Tuesday, July 14, 2009

Connected relationships

I adore so many types of women. I even prefer their company over the company of my own gender, lets get that out of the way right now. I will admit though, there are some situations where I don't want the opposite sex to be a part of (if you say otherwise, I won't believe you).

I have been told by more than I few women, that I am a nice guy. I was under the assumption that girls like nice guys(nice simply meaning that you care about someone). However, not too long ago I was talking to a female friend of mine and I made her cringe when I started talking about how guys should be caring and sympathetic to their partners needs and vice-versa. To be honest her reaction threw me off and confused me. She then proceeded to explain to me what she wanted from her boyfriend and what she was willing to do for him... to each their own I guess. Is the expression 'nice guys finish last' true in relationships as well?

I understand that each person has their own preferences and views on relationship and I'm not going to preach that my way is the only way that makes logical sense. - This is where I insert some very well suited song lyrics

~Sarah Slean : Looking For Someone
There’s got to be one face
And one pair of eyes
That will light me on fire
When their looking in mine
...
looking for someone
Who’s looking for me.

When I am looking for a romantic partner I do have certain criteria. Now most of them are based on personality, ideals, life style and general intelligence. The one thing that I will not accept is smoking. Before I get ripped out for not mentioning outer beauty, I won't lie and say that I don't look at physical appearance, if I like what I see, I like what I see. I am obligated to give an educated warning about people though, don't judge a book by its cover those looks can be deceiving.
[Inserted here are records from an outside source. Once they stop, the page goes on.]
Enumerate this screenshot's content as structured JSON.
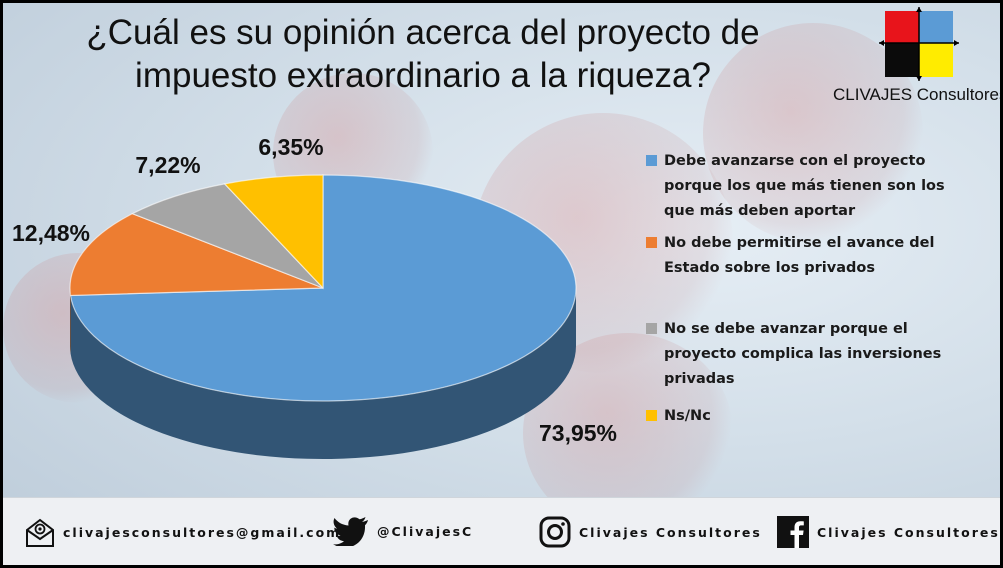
{
  "title_line1": "¿Cuál es su opinión acerca del proyecto de",
  "title_line2": "impuesto extraordinario a la riqueza?",
  "brand": {
    "name": "CLIVAJES Consultores",
    "logo_colors": [
      "#e8141b",
      "#5b9bd5",
      "#0b0b0b",
      "#ffec00"
    ]
  },
  "chart_data": {
    "type": "pie",
    "title": "¿Cuál es su opinión acerca del proyecto de impuesto extraordinario a la riqueza?",
    "labels": [
      "Debe avanzarse con el proyecto porque los que más tienen son los que más deben aportar",
      "No debe permitirse el avance del Estado sobre los privados",
      "No se debe avanzar porque el proyecto complica las inversiones privadas",
      "Ns/Nc"
    ],
    "values": [
      73.95,
      12.48,
      7.22,
      6.35
    ],
    "value_labels": [
      "73,95%",
      "12,48%",
      "7,22%",
      "6,35%"
    ],
    "colors": [
      "#5b9bd5",
      "#ed7d31",
      "#a5a5a5",
      "#ffc000"
    ],
    "style": "3d",
    "legend_position": "right"
  },
  "footer": {
    "email": "clivajesconsultores@gmail.com",
    "twitter": "@ClivajesC",
    "instagram": "Clivajes Consultores",
    "facebook": "Clivajes Consultores"
  },
  "icons": [
    "email-icon",
    "twitter-icon",
    "instagram-icon",
    "facebook-icon"
  ]
}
What matters in the end, is how compatible we are. If our ideals clash, the relationship will fail.

People continue to tell me that long-term relationship are all about compromise, I honestly want to ask them how much they have compromised. I will agree that relationships do involve a fair balance of give and take for the most part. I would never force my partner to give up or forget about something that they love just because I told them to and I expect my partner to extend that same courtesy. The only exception to that would be if my partners or my own health was in danger (for example, an allergy to peanuts or cats). Forcing someone to give something up for no other reason than the fact that you don't enjoy it, is not love.(*I feel obligated to add- continuing to do something that your partner has shown disdain for, isn't love either) If you want to point to the smoking line, I'll point you right back to the danger to health line.
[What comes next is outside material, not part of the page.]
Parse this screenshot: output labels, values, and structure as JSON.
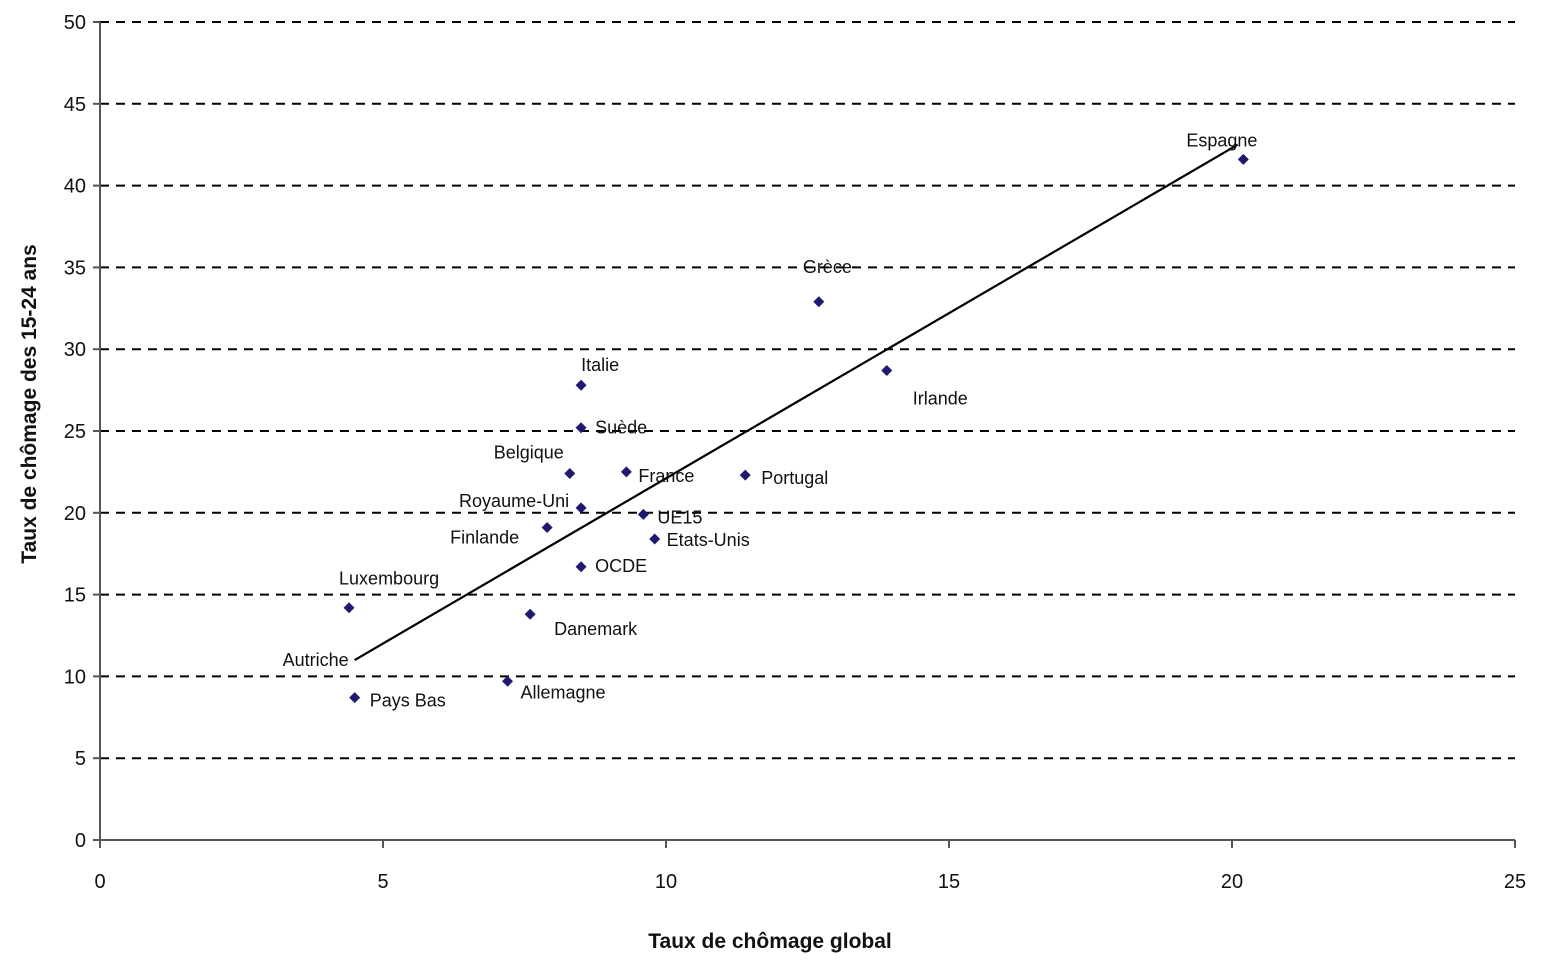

When you get married and/or decide that you want to spend the rest of your lives together you should understand that you are now a couple, not 2 separate 1's. You are separate individuals but your life is together. You need to know and understand this before getting married. What you do or don't do may have a substantial impact on the one that you promised to be loyal to. That social contract should factor into decisions that are made. I'm not saying that every choice has to be made together, only the ones that effect both of you. If a confrontation arises due to a decision that was made, explain (calmly) why it was made and don't lie. Loyalty, honesty and communication are vital to all relationships, unless you have a mutual understanding that states otherwise.